3.2. En ese orden, para la sustentación cabal se deberá inexorablemente adelantar
«la labor dialéctica que implica la confrontación entre lo que real y objetivamente fluye de la probanza respectiva y la conclusión que de ella derivó el sentenciador, pues que sólo así podrá la Corte, dentro de los confines exactos de la acusación, establecer si en verdad se presentó el desatino que con ribetes de protuberancia le endilga el casacionista» (G. J. l. CCXLVJ, Vol. 1. pág. 270; CCXLIX, ll, pág.1338). De este modo, en tratándose de un ataque por errores de tal estirpe, «el acusador, en su gestión de demostrar los yerros del juzgador, no puede quedarse apenas en su enunciación sino que debe señalarlos en forma concreta y específica, en orden a lo cual tendrá que precisar los apartes relativos a cada una de las falencias de valoración probatoria, confrontando la realidad que resulta de la prueba con la errada ponderación efectuada por el sentenciador, tarea esta que no queda cabalmente satisfecha si el censor se contrae apenas a plantear, por más razonado que ello resulte, lo que desde su perspectiva debió ser el juicio del tribunal, por supuesto que un relato de ese talante no alcanza a constituir una crítica al fallo sino apenas un alegato de instancia» (CSJ SC056 de 8 de abril de 2005, Rad. 7730).
Frente a la vulneración de normas sustanciales por indebida valoración de las pruebas ha sostenido la Corte que se necesita que:
… el recurrente lo demuestre, actividad que debe cumplirse mediante una labor de contraste entre lo que extrajo el sentenciador de las pruebas que se tildan de erróneamente apreciadas y lo que tales pruebas dicen o dejan de decir, para establecer el real efecto que dimana de la preterición o desfiguración de la prueba, siempre en el bien entendido que no basta relacionarla ni con ofrecer la visión del recurrente a la manera de un alegato de instancia, sino se confronta en sus términos con la sentencia acusada. (CSJ SC de 14 de mayo de 2001, reiterada en CSJ SC de 19 de dic. de 2012, Rad. 2006-00164-01, AC. de 21 de agosto de 2014, Rad. 2010-227-01).
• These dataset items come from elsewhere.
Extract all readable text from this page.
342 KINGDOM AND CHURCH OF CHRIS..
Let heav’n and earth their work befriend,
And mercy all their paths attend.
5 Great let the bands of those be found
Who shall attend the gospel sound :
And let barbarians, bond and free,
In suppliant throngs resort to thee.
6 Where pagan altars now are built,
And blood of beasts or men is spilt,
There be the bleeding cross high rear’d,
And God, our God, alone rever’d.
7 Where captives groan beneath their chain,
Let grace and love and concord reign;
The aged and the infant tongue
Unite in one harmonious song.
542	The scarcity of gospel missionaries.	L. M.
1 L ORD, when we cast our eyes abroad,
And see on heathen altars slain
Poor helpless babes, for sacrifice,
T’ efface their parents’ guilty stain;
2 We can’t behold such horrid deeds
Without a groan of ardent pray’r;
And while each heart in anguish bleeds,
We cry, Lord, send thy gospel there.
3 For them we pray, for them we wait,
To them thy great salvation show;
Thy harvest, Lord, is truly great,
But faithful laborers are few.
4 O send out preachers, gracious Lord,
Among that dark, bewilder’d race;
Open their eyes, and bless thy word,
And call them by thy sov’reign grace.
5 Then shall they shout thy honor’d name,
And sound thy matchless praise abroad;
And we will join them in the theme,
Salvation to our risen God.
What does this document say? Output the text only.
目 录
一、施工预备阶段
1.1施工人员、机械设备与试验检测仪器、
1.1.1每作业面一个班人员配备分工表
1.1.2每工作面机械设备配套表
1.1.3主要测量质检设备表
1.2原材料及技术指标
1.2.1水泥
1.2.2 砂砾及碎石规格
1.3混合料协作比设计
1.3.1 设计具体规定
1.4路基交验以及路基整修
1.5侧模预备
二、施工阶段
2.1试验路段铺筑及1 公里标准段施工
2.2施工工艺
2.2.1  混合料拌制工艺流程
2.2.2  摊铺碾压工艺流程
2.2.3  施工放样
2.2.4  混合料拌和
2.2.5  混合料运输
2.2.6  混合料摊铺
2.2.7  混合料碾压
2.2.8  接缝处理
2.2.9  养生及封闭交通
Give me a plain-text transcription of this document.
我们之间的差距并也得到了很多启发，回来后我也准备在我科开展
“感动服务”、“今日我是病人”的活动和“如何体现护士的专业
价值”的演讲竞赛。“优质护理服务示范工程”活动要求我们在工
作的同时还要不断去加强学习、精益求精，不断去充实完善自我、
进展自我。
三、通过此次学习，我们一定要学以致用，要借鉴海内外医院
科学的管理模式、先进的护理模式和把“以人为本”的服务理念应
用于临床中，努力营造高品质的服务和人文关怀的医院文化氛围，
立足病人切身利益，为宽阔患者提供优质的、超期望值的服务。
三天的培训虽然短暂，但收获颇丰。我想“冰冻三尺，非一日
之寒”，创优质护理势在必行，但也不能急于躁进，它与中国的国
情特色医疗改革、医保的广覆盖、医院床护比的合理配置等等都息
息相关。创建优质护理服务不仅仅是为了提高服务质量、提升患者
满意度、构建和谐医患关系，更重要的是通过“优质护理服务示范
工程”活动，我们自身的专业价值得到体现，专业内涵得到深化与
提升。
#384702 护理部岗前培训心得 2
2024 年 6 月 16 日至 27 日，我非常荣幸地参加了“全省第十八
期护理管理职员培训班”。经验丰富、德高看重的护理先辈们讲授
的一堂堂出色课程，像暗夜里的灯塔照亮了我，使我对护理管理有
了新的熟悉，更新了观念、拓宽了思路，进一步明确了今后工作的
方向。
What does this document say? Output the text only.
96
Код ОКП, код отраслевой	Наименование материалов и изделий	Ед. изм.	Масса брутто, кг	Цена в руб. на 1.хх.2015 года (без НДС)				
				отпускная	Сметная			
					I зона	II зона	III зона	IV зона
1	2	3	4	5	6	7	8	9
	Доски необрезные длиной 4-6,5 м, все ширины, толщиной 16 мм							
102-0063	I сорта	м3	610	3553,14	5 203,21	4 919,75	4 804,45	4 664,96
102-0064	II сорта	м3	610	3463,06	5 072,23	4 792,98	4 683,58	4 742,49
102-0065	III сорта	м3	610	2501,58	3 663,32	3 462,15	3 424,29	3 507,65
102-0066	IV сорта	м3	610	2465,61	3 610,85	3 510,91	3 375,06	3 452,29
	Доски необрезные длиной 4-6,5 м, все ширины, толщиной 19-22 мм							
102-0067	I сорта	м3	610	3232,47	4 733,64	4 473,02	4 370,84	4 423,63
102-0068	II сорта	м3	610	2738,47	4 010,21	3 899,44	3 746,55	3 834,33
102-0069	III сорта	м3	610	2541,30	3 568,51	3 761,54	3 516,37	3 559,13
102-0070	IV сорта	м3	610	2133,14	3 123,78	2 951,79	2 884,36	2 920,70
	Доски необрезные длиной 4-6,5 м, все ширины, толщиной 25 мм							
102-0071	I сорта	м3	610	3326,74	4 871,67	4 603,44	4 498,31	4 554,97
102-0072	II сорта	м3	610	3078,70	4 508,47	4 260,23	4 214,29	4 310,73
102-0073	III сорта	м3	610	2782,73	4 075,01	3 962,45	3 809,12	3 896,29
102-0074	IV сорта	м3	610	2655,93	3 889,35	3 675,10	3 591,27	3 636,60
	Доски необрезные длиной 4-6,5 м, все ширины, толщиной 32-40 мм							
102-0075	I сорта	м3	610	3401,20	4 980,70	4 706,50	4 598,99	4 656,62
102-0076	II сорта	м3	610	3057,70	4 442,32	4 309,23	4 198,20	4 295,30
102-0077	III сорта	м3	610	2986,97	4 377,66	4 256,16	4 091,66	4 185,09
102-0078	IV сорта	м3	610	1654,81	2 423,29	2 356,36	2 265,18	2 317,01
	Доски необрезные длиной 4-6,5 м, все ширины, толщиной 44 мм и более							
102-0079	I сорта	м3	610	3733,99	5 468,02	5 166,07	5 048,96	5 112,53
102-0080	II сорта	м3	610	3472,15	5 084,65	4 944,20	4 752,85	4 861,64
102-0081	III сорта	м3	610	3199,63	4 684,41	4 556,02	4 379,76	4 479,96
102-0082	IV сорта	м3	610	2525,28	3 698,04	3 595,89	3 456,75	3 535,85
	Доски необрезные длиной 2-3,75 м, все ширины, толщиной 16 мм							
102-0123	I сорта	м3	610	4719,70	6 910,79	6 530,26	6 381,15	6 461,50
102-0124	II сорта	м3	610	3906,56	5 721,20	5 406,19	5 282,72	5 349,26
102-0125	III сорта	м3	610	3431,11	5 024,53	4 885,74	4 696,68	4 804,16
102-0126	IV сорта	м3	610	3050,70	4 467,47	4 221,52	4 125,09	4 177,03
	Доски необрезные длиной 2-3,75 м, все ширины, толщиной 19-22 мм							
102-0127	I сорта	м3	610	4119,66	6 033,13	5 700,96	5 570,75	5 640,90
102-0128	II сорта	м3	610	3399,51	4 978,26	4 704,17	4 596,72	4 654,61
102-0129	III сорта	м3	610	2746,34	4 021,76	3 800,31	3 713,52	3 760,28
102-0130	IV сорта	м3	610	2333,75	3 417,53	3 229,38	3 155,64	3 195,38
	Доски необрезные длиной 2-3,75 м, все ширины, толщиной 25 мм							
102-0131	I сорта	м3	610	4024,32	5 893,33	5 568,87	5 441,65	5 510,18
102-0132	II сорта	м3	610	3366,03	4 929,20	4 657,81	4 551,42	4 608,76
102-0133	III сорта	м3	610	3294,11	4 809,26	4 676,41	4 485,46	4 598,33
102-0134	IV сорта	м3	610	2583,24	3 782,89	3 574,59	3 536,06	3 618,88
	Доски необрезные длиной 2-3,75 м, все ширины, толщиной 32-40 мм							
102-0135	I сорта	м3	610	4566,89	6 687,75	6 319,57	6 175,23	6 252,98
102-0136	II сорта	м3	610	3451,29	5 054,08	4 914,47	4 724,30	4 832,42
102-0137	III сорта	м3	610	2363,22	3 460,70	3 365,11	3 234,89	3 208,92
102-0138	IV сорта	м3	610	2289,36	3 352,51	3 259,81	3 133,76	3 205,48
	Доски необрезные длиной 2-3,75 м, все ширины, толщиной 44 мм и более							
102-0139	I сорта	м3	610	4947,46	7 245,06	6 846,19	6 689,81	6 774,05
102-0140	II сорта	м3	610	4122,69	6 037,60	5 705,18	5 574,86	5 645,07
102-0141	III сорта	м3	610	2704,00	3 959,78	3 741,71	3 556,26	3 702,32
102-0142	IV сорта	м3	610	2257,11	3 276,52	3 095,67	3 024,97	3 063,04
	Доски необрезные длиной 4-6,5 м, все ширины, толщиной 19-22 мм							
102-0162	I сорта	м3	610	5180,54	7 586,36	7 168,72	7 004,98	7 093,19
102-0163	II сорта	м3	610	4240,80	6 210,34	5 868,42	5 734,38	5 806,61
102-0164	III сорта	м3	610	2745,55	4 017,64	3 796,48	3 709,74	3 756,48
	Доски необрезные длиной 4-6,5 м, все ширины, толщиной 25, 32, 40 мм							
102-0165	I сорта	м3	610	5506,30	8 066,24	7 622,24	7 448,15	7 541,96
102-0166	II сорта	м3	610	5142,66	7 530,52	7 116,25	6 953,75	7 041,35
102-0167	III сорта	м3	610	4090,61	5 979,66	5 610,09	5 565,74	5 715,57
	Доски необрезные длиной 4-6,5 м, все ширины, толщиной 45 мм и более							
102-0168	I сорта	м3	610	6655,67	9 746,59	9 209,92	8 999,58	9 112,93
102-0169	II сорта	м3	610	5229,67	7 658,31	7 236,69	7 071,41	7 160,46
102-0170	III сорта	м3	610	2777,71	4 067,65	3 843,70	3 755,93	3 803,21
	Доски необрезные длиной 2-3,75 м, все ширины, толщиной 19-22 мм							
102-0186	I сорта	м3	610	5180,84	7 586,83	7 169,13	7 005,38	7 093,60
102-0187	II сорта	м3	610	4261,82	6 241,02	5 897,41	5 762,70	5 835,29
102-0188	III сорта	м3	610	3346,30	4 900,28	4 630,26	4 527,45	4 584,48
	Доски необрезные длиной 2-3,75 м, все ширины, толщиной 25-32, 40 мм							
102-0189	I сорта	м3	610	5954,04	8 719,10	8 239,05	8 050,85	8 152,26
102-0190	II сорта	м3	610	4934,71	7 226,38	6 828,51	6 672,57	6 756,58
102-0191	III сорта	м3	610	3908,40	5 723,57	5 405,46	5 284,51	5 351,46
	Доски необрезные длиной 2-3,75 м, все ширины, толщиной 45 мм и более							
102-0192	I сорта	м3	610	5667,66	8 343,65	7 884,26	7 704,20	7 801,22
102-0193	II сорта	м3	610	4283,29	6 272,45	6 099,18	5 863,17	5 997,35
3.4. Significa esto que cualquier razonamiento dirigido a que se vuelva a examinar la situación fáctica, por mostrar el casacionista una simple discordancia ante la reflexión crítica del fallador, resulta estéril si no se deja al descubierto la magnitud y trascendencia del desacierto que se produjo al apreciar los medios suasivos en los que se basó la decisión.
Luego, si en el recurso se presenta un ejercicio de ponderación probatoria diferente en la que, según quien la formula, debe prodigarse mayor valor a unas probanzas que a otras, la Corte no tiene alternativa distinta a la de atender la estimación del fallador, en virtud de la doble presunción de legalidad y acierto de que está revestida su decisión, lo que conlleva que sus conclusiones derivadas del examen de los instrumentos demostrativos son, en principio, intocables, salvo la corroboración plena del inocultable yerro apreciativo.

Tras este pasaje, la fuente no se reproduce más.